Em meio à miséria da população há o contraste entre os membros da equipe de filmagem e a população local. O objetivo de Sebastiana e de Costa é o de apenas terminar as filmagens, enquanto dos habitantes é o de sobreviver contra a pobreza e a exploração. A população se organiza, um dos representantes da população é Daniel, um descendente dos Quéchua, ele é um dos grandes lutadores contra os desmandos políticos em favor do capital estrangeiro, interpretando ainda o líder Hatuey da tribo Taíno no filme, que está sendo filmado por Sebastián. A história se repete, assim como na história de Hatuey, Daniel também tem que lutar, mas agora tem também o compromisso de atuar.
O principal recurso cinematográfico utilizado para juntar os três eixos da história é o da metalinguagem, que pode ser definida como uma função da linguagem no qual a linguagem fala da própria linguagem. Ou seja, no caso de “Também a Chuva” o recurso é recorrente na medida em que acompanhamos a equipe de filmagens, e as dificuldades de produção, de modo que o cinema fala dele mesmo, o que vemos é o filme dentro do filme, ou ainda a história dentro da história.
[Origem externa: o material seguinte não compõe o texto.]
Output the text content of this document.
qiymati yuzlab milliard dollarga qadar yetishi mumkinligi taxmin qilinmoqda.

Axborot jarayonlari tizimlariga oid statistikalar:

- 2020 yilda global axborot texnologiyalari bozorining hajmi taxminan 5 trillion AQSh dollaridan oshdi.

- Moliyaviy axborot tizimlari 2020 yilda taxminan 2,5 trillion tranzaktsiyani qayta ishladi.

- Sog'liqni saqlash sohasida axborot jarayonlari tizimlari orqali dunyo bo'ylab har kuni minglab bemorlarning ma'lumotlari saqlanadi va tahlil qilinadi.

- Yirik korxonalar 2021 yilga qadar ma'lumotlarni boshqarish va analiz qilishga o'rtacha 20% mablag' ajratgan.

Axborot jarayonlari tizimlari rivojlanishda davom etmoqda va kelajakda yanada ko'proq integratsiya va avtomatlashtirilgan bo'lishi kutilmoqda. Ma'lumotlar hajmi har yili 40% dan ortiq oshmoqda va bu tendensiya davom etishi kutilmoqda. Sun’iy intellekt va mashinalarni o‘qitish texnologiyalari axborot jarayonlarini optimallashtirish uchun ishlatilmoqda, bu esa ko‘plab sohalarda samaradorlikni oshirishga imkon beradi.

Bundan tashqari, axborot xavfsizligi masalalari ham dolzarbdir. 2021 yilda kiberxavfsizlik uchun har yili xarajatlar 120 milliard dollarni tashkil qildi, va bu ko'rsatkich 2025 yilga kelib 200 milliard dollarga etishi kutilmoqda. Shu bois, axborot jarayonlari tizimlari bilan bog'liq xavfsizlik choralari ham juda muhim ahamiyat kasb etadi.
Pois, no caso das condições político-sociais da América Latina, elas se repetem e com o recurso da metalinguagem estes elementos ganham destaque, pois a mesma subjugação e miséria advindas da chegada dos espanhóis continuam sendo a mesma com a chegada das multinacionais e do capital estrangeiro.
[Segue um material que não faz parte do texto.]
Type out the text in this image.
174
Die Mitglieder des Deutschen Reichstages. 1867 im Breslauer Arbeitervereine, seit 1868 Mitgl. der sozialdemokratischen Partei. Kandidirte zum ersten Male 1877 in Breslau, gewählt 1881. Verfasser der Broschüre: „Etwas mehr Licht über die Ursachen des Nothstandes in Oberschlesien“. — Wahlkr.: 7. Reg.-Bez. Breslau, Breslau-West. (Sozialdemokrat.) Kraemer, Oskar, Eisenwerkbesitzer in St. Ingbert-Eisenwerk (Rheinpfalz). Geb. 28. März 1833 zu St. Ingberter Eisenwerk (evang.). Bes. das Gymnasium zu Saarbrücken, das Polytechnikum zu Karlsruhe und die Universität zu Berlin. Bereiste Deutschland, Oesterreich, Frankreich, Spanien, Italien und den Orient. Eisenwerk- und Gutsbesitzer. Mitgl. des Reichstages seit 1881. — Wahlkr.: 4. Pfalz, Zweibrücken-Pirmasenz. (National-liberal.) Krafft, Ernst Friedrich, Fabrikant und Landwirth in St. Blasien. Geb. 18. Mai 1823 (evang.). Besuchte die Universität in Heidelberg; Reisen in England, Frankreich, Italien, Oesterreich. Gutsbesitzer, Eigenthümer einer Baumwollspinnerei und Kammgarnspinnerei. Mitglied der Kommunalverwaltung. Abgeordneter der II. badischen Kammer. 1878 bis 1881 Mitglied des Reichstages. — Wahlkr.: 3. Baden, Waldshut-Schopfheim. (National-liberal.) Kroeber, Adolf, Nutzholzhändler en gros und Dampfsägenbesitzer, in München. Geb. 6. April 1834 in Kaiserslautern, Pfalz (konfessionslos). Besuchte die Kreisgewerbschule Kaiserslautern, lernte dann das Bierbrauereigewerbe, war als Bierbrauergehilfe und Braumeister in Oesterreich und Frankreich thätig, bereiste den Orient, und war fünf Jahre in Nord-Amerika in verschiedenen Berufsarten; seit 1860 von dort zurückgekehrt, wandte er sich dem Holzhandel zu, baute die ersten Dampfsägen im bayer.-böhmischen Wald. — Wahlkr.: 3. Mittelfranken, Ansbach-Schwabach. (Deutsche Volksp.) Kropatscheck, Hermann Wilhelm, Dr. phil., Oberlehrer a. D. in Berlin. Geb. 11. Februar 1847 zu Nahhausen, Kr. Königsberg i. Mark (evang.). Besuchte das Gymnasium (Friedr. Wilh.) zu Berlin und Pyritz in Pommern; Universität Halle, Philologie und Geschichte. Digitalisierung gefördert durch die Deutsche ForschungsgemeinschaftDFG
“Também a Chuva” se encaixaria nas esteiras dos “filmes políticos” na linha de cineastas como o britânico Ken Loach (1936-) e o grego Costa-Gavras (1933-). O filme conta com o roteirista Paul Laverty, que roteirizou diversos filmes de Loach, como “Pão e Rosas” (Bread and Roses, 2.000, RU) e “Ventos da Liberdade” (The Wind that Shakes the Barley, 2006, RU). A própria diretora Icíar Bollaín, que também é atriz, atuou na produção de Loach sobre a Guerra Civil Espanhola (1936-1939) chamada “Terra e Liberdade” (Land and Freedom, 1995, RU) e ainda publicou um livro sobre o diretor britânico intitulado “Ken Loach, un observador solidario” (sem tradução para o português).
O ponto central do filme “Também a Chuva” é a questão da colonização, subjugação e miséria dos povos latino-americanos. O filme de Sebastián mostra a colonização do ponto de vista histórico na sua gênese, enquanto o de Icíar Bollaín faz uma síntese do processo, mostrando não só o início, mas também o presente. No entanto, há esperanças, já que com a organização e com a luta, a população de Cochabamba conseguiu a desprivatização do Departamento de Águas. Ao final, tem-se que, caso não haja organização e luta, as Veias da América Latina continuarão abertas, jorrando riquezas e vidas, com duas cores que amorosamente se enlaçam, formando um terceiro tom, a que chamamos aurora. Yaku!